Меллон, который давно уже ждал подходящего момента, потряс бумажкой над головой и сказал:
— Благодать господня в христианском учении! Оно позволяет воспитывать стандартных стопроцентных американцев. Я молю бога, чтобы вся американская молодежь была истинно христианской и послушной, а мы за нее будем думать, как лучше устроить жизнь. Воистину надо строить церкви и богоугодные заведения, и даже ста миллионов на это дело будет мало!
— Я думаю, господа, — сказал Пирсон, понявший намек Меллона, — что нам надо ассигновать из государственного бюджета сто миллионов на строительство церквей и богоугодных заведений.

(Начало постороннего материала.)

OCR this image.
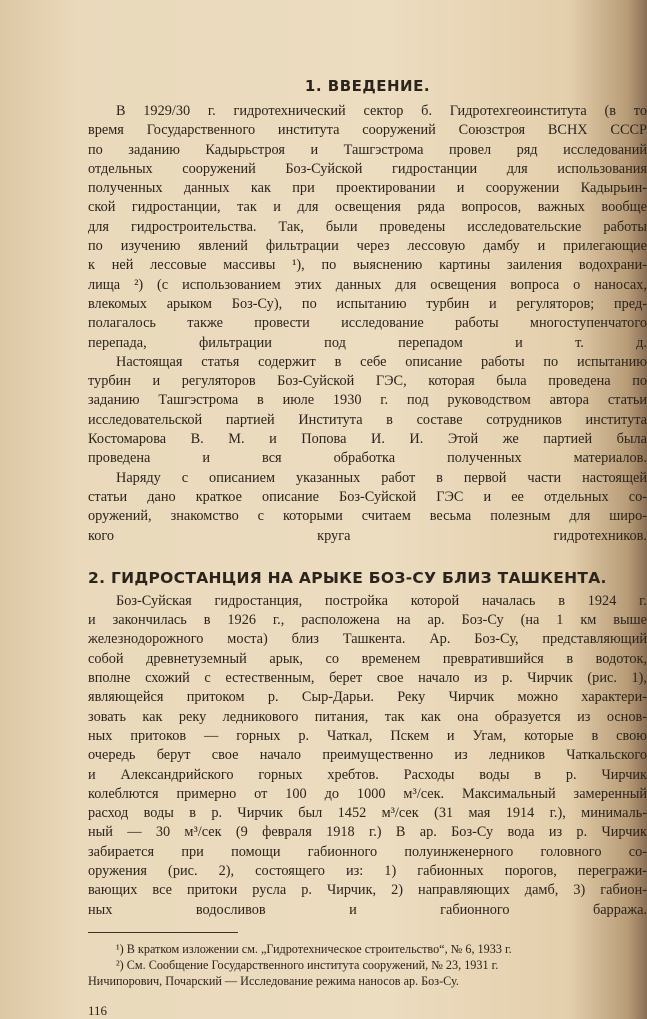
1. ВВЕДЕНИЕ.
В 1929/30 г. гидротехнический сектор б. Гидротехгеоинститута (в то
время Государственного института сооружений Союзстроя ВСНХ СССР
по заданию Кадырьстроя и Ташгэстрома провел ряд исследований
отдельных сооружений Боз-Суйской гидростанции для использования
полученных данных как при проектировании и сооружении Кадырьин-
ской гидростанции, так и для освещения ряда вопросов, важных вообще
для гидростроительства. Так, были проведены исследовательские работы
по изучению явлений фильтрации через лессовую дамбу и прилегающие
к ней лессовые массивы ¹), по выяснению картины заиления водохрани-
лища ²) (с использованием этих данных для освещения вопроса о наносах,
влекомых арыком Боз-Су), по испытанию турбин и регуляторов; пред-
полагалось также провести исследование работы многоступенчатого
перепада, фильтрации под перепадом и т. д.
Настоящая статья содержит в себе описание работы по испытанию
турбин и регуляторов Боз-Суйской ГЭС, которая была проведена по
заданию Ташгэстрома в июле 1930 г. под руководством автора статьи
исследовательской партией Института в составе сотрудников института
Костомарова В. М. и Попова И. И. Этой же партией была
проведена и вся обработка полученных материалов.
Наряду с описанием указанных работ в первой части настоящей
статьи дано краткое описание Боз-Суйской ГЭС и ее отдельных со-
оружений, знакомство с которыми считаем весьма полезным для широ-
кого круга гидротехников.
2. ГИДРОСТАНЦИЯ НА АРЫКЕ БОЗ-СУ БЛИЗ ТАШКЕНТА.
Боз-Суйская гидростанция, постройка которой началась в 1924 г.
и закончилась в 1926 г., расположена на ар. Боз-Су (на 1 км выше
железнодорожного моста) близ Ташкента. Ар. Боз-Су, представляющий
собой древнетуземный арык, со временем превратившийся в водоток,
вполне схожий с естественным, берет свое начало из р. Чирчик (рис. 1),
являющейся притоком р. Сыр-Дарьи. Реку Чирчик можно характери-
зовать как реку ледникового питания, так как она образуется из основ-
ных притоков — горных р. Чаткал, Пскем и Угам, которые в свою
очередь берут свое начало преимущественно из ледников Чаткальского
и Александрийского горных хребтов. Расходы воды в р. Чирчик
колеблются примерно от 100 до 1000 м³/сек. Максимальный замеренный
расход воды в р. Чирчик был 1452 м³/сек (31 мая 1914 г.), минималь-
ный — 30 м³/сек (9 февраля 1918 г.) В ар. Боз-Су вода из р. Чирчик
забирается при помощи габионного полуинженерного головного со-
оружения (рис. 2), состоящего из: 1) габионных порогов, перегражи-
вающих все притоки русла р. Чирчик, 2) направляющих дамб, 3) габион-
ных водосливов и габионного барража.
¹) В кратком изложении см. „Гидротехническое строительство“, № 6, 1933 г.
²) См. Сообщение Государственного института сооружений, № 23, 1931 г.
Ничипорович, Почарский — Исследование режима наносов ар. Боз-Су.
116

Поручим это дело Меллону и Спеллману.
Два Пи стукнул кулаком по столу, привлекая всеобщее внимание, и сказал:
— Я бы отпустил Меллону пятьдесят миллионов и пятьдесят — нам для более широкого внедрения в производство «НБ-4001» и на расширение опытов с «БЧ». Ведь эти сверхсекретные средства помогут нам держать народ в узде.
— Но ты уже получил по секретной статье военного бюджета через Кэмп Дэтрик сорок миллионов долларов! — раздраженно напомнил Пирсон.
— Я не знал об этом ассигновании, — недовольно заявил старик Гобсон.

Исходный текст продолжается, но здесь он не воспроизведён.